Article publié le 29/11/2007 Dernière mise à jour le 29/11/2007 à 18:03 TU

Pervez Musharraf lors de son investiture, le 29 novembre 2007.(Photo : Reuters)

Pervez Musharraf lors de son investiture, le 29 novembre 2007.
(Photo : Reuters)

Le président Pervez Musharraf a définitivement renoncé à son uniforme de général ce jeudi en prêtant serment pour un second mandat de cinq ans. Le général-président a laissé tomber son « bâton de maréchal » pour devenir un président civil. Pour marquer les esprits et le début de son mandat, le président a annoncé dans la foulée la fin de l’état d’urgence pour le 16 décembre prochain. Pervez Musharraf, sans uniforme, a choisi de tourner une page sur sa carrière militaire. Mais il demeure plus que jamais l’homme fort du pays. Jeudi soir, l'ex-Premier ministre Nawaz Sharif a annoncé qu'une alliance de partis de l'opposition avait décidé de boycotter les élections législatives et provinciales du 8 janvier et allait tenter de convaincre d'autres de les suivre.

C'est la fin d'un général et le début d'une période inédite dans l'histoire du Pakistan.
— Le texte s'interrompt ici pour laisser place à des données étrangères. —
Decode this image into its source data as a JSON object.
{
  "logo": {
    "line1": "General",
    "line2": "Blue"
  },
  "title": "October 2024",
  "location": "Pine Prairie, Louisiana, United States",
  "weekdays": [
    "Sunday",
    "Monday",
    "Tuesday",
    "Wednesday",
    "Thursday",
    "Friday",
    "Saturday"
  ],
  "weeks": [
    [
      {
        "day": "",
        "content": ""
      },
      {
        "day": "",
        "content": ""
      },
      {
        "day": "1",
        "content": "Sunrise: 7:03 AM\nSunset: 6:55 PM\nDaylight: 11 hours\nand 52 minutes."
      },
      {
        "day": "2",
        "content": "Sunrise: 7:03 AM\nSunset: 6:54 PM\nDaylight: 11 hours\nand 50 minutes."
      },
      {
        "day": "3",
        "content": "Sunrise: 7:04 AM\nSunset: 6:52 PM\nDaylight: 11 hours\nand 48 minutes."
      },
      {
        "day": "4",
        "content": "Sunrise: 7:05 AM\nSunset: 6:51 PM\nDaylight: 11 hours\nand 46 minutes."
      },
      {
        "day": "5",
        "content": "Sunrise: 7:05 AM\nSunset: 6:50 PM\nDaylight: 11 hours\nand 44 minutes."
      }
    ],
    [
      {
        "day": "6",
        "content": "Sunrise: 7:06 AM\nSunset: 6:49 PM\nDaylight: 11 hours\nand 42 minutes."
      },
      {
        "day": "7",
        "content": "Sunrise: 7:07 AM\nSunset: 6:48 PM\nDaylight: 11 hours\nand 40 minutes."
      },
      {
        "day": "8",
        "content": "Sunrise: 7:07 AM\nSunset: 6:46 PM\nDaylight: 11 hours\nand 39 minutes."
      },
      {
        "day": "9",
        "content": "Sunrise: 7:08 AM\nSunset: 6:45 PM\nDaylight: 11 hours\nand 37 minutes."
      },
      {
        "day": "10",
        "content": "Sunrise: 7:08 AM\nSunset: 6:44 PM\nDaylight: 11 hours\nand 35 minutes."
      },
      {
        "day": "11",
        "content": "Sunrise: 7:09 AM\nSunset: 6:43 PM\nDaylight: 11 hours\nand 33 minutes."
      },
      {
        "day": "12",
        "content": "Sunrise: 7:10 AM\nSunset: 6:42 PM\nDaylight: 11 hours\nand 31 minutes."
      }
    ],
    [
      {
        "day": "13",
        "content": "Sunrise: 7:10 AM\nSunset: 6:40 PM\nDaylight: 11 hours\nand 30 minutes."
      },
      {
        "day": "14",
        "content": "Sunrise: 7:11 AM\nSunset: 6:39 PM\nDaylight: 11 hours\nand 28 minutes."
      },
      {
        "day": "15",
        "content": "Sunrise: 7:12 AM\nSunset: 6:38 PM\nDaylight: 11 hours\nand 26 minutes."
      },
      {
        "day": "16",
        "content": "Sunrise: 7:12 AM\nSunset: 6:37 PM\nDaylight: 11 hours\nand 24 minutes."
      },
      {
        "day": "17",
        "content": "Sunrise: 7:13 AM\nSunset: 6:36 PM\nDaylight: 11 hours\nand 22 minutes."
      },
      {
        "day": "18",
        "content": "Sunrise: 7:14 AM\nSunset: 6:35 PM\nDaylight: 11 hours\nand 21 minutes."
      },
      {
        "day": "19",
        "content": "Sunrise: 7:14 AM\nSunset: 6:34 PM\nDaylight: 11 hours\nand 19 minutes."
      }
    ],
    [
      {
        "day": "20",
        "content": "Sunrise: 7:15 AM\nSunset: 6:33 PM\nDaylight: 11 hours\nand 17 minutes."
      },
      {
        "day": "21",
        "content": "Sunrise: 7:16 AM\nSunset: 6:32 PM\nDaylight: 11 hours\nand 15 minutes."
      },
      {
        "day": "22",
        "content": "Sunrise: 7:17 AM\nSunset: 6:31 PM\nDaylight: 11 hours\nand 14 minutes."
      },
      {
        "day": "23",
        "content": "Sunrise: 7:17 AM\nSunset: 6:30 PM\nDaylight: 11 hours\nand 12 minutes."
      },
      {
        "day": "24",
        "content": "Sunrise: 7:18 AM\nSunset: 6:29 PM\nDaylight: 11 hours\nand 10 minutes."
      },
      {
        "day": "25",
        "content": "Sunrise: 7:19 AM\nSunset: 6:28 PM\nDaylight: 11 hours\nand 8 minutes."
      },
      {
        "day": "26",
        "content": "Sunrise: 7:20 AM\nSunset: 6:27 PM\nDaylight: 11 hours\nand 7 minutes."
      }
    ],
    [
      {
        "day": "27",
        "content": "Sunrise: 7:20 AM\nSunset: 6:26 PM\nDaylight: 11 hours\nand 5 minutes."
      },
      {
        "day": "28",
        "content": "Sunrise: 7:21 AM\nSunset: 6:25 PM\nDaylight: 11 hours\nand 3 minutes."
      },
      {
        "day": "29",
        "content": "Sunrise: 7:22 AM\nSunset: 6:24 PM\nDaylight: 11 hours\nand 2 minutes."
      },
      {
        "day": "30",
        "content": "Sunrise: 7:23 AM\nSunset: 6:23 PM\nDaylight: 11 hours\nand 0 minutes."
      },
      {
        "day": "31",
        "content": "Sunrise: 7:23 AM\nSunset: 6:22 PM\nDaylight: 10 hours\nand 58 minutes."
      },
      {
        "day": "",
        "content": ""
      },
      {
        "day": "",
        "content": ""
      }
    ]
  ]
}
Jamais un chef d'état-major des armées n'avait rendu de lui-même son uniforme pour se glisser dans un costume civil. Jamais un militaire pakistanais n'avait renoncé à l'essence de son pouvoir et à ses attributs.

C'est pourtant le choix qu’a fait Pervez Musharraf : perdre sa « seconde peau » et tirer un trait sur quarante six ans de service dans l'armée pakistanaise pour rester en place et guider son pays vers la démocratie.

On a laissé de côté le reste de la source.